“La palabra que del corazón sale
al corazón llega.
El resto no pasa de las orejas.
(Al-Suhrawardi)
Frente al symposio, en el que
necesariamente ha de tener lugar una comunión de Cuerpos, Almas y Espíritu, el
diálogo resulta un proceso divergente y delusorio, acuerdo o desacuerdo, en
todo caso nunca concordia. La aparente diversidad del simposio, oculta una
unidad que se da en un grado más elevado e íntimo, la de conspirar, ser “una
misma respiración”.
Cuando Parménides, en su calidad
de sacerdote de Apolo, entregó la lógica divina a los hombres lo hizo para que ésta
sirviera de escalera operativa al Cielo Olímpico. Esta lógica sagrada no habla
sobre la realidad, sino desde ella, buscando transparentarla, no sustituirla.
Una palabra que no disfraza sino, desde su poder, revela lo inefable. Quien
domina esa palabra era y es quien merece el nombre de mago, una palabra que se
abre a lo inesperado y lo desconocido.
La lingüística moderna nos ha
acostumbrado a reducir la mecánica del habla en términos de verbos,
sustantivos, adjetivos y pronombres, ocultándonos la verdadera dimensión sagrada
de la comunicación, su irreductible misterio, levadura tan sutil como imparable.
Aquel, y no esta mueca hiper-tecnológica que pretende hacerse pasar por
desarrollo y progreso, sí que era un mundo verdaderamente global, mucho antes incluso de que hollara
la tierra Bucéfalo, dócil bajo Alejandro.

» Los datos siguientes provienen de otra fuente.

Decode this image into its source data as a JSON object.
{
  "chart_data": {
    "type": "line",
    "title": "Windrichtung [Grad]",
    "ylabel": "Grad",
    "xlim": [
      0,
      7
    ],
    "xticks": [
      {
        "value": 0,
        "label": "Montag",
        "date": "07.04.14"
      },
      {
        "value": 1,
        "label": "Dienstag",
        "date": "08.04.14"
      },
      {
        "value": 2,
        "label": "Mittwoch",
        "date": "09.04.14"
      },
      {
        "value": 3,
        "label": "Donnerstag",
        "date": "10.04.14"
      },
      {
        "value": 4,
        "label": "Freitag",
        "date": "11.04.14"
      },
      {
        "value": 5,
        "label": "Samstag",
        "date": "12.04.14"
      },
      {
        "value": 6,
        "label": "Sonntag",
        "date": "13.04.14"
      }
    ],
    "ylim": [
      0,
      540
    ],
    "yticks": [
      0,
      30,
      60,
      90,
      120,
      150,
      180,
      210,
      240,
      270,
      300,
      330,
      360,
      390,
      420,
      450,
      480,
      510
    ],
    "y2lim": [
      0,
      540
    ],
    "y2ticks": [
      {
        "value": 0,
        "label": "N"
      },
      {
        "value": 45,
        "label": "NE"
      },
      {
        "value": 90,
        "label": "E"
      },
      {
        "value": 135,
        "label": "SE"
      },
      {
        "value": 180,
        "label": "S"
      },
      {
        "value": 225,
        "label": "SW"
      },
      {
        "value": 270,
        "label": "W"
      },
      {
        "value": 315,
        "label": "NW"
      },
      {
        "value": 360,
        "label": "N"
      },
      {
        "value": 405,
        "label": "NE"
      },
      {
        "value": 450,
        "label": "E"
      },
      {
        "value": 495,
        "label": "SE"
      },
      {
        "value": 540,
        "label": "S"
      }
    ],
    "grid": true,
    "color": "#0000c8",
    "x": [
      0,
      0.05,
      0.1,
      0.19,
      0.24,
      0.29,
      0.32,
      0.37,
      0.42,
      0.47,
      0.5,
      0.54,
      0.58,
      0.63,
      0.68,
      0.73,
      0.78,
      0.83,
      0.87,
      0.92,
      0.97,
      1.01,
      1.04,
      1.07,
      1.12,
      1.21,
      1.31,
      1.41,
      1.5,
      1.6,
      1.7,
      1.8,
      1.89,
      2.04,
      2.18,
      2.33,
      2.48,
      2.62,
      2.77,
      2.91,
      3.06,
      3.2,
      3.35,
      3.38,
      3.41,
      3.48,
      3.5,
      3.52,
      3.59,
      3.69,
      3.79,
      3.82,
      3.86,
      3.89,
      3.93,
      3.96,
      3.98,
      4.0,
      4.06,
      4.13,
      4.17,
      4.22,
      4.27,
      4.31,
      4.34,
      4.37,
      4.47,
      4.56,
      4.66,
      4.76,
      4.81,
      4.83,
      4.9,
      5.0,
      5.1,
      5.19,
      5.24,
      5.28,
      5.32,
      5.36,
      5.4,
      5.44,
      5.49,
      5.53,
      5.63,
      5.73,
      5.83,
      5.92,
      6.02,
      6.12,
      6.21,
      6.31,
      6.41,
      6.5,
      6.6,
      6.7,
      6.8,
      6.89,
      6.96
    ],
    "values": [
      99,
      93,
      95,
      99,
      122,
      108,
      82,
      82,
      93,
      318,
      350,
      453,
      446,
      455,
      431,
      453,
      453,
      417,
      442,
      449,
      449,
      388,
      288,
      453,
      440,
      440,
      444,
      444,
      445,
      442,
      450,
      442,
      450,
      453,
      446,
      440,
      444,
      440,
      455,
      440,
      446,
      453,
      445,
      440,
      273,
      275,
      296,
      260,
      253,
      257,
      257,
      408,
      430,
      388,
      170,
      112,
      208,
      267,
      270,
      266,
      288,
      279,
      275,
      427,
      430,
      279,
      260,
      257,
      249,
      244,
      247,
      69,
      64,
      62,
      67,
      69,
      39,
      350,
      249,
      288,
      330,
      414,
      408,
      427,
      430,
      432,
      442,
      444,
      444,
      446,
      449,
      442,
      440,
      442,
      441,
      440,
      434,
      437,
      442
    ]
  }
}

No eran necesarios satélites de
comunicaciones, bastaba compartir un único mundo imaginal y conocer el modo de
llegar a él, para después partir. Otro tiempo, otro espacio y, en buena lógica,
otras leyes nuevas. Comerciar así con lo sagrado y el don de su lógica. Un
verdadero arte fenicio, no del todo olvidado, desde P’eime Nte-Ré, sobre la
necesidad de hacerse así joven al envejecer, conservando empero un alma antigua: sabia.